Add it all up, Citi says, and prices could drop 15%. This seems prudent to me given that the combination of rising rates and recession tends to create forced sellers, which we did not have in 2008 for example, when mortgage rates fell sharply.

Those who doubt that any of this matters should note that the signs of weakness are already with us. It takes a little longer to sell a house now than in April – 22 days compared to 19 days, says Zoopla.

New buyer inquiries fell for the third consecutive month in July and a growing number of failed sales, according to the Royal Institution of Chartered Surveyors. And new mortgage approvals are also down: data from last month showed them down 21% year-on-year in June. Finally, the Building Societies Association’s Property Tracker survey showed that in the second quarter of 2022, the net balance of households thinking the time was right to buy a home was just 16%, the lowest since the third quarter of 2008. This boom is definitely fading.

There are some silver linings here (thank goodness). The first is small but useful. If you have paid inheritance tax on an asset and then sell it for less than its IHT assessed price within four years – for property or 12 months – for shares – you may be able to recalculate your liabilities and recover the difference.

You may think it’s a small compensation for capital losses, but nowadays we have to take what we can get.

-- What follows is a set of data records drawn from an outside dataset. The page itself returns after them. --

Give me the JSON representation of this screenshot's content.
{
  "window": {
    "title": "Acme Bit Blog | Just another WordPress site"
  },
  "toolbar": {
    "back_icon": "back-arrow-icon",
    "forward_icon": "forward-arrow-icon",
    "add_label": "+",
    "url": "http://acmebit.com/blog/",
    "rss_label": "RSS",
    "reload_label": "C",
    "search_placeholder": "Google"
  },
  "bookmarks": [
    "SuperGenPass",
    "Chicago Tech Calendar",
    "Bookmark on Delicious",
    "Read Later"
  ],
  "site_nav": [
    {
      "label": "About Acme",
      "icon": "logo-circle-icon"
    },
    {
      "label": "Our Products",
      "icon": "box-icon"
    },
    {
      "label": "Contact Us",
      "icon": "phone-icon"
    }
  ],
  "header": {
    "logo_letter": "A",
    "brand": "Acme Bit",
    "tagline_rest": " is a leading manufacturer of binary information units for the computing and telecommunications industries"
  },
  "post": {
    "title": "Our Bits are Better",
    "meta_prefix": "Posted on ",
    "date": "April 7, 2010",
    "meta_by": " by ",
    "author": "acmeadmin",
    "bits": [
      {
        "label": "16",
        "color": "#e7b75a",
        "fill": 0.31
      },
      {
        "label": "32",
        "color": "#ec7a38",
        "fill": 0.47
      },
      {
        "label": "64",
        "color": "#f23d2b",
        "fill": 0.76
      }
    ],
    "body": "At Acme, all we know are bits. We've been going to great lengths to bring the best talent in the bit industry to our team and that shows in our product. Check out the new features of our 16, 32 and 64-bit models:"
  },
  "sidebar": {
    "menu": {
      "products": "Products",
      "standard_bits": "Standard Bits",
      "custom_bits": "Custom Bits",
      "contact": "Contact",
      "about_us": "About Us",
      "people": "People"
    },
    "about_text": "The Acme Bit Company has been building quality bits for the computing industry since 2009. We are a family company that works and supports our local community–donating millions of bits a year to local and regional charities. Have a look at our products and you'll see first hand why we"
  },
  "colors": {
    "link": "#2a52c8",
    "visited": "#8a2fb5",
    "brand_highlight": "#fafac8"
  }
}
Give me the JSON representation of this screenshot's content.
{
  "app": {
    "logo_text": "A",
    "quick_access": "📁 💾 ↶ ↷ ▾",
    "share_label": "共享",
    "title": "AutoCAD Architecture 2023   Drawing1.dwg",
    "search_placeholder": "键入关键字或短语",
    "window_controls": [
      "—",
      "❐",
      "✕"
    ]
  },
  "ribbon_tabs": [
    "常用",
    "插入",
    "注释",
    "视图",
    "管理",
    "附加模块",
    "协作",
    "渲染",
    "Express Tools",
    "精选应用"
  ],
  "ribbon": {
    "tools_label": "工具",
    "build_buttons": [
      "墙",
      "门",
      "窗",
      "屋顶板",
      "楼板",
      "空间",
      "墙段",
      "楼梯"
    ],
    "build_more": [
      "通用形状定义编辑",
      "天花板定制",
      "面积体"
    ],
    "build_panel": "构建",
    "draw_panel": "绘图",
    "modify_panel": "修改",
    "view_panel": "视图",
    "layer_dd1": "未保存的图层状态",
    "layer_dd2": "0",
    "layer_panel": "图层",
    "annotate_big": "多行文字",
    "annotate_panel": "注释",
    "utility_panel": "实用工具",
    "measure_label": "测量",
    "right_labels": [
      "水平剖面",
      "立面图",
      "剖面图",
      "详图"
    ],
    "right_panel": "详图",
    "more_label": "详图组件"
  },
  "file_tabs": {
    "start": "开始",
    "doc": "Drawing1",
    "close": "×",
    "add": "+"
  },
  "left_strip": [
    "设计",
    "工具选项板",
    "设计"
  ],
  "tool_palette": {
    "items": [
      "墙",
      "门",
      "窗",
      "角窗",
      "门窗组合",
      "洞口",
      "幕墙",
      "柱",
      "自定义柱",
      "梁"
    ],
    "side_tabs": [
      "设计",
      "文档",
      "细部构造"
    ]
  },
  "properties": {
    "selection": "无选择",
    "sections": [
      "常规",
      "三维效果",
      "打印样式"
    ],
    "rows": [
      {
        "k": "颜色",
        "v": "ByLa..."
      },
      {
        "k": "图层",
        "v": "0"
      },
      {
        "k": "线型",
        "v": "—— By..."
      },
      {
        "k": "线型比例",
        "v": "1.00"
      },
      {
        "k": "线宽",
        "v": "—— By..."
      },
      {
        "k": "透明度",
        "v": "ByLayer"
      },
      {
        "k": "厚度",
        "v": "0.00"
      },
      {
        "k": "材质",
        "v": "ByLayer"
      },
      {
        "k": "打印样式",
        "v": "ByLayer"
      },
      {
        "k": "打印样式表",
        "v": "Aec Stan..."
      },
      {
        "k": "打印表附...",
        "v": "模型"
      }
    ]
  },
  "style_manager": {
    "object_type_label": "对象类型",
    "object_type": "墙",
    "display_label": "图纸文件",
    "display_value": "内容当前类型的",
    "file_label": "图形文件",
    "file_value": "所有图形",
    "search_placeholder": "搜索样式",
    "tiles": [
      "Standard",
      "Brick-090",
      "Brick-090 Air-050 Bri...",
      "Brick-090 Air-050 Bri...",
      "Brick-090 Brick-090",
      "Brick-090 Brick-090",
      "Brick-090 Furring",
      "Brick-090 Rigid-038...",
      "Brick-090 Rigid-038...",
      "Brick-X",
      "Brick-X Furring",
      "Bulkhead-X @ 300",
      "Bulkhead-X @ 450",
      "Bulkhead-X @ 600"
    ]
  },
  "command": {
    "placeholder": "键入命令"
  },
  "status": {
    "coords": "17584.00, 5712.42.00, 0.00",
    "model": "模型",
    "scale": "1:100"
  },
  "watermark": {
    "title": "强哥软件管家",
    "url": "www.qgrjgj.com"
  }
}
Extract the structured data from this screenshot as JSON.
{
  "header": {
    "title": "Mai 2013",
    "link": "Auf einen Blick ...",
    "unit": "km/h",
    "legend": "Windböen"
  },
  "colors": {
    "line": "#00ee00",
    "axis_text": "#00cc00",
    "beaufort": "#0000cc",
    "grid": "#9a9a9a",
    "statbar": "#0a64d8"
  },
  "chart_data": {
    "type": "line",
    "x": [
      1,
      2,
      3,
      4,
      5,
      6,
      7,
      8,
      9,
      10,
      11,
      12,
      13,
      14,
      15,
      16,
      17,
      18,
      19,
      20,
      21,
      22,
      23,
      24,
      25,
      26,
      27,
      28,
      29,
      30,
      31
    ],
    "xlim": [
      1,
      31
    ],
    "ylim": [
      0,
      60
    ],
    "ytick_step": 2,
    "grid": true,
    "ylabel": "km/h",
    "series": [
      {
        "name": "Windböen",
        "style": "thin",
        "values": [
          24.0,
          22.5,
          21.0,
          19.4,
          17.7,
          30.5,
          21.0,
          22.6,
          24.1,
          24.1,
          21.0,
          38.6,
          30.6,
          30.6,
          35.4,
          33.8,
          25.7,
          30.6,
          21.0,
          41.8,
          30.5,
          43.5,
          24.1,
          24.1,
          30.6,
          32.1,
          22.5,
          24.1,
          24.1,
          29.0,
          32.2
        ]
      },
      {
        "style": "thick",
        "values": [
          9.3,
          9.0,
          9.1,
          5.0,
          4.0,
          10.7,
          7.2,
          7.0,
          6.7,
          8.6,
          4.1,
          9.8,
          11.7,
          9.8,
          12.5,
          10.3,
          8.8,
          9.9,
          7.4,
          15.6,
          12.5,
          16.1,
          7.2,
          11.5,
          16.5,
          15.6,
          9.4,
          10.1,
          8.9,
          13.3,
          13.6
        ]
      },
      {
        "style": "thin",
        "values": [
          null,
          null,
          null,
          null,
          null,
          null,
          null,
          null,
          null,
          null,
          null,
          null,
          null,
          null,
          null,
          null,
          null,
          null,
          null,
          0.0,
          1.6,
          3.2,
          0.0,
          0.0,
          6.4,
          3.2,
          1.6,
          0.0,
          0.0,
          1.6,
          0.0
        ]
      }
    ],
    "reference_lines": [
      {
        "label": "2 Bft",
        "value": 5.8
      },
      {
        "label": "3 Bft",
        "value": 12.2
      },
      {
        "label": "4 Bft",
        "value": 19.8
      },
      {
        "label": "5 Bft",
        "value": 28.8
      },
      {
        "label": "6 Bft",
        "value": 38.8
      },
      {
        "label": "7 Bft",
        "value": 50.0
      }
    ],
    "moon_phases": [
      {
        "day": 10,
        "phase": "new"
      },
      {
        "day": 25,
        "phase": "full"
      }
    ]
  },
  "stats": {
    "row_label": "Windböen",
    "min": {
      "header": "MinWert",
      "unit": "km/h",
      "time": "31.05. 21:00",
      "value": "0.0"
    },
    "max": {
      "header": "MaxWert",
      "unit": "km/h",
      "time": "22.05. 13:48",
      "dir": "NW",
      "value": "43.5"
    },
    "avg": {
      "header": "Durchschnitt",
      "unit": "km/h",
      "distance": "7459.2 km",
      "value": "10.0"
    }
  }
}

The second is more about your children: if markets and property prices crash from here, your retirement will be impoverished, but theirs will be much richer.

Standard Life this week published research suggesting that a 22-year-old who starts saving for retirement now on an annual salary of £23,000 will end up with a nice pot of £424,000 – assuming an annual pay rise of 3% and investment growth of 6.25 percent. hundred a year.

That’s fine, but imagine if the first two years of these savings were to see the markets go down 40% and the next 20 see them go up again. Imagine the same with houses. A 25% drop perhaps, followed by a real buying opportunity for those not yet on the scale. Buy cheap and sell expensive — in 30 years. The dream! One of the great joys of capitalism is its tendency to self-correct extremes. We could be about to see a classic of the genre.

Merryn Somerset Webb is editor of Money Week. The opinions expressed are personal.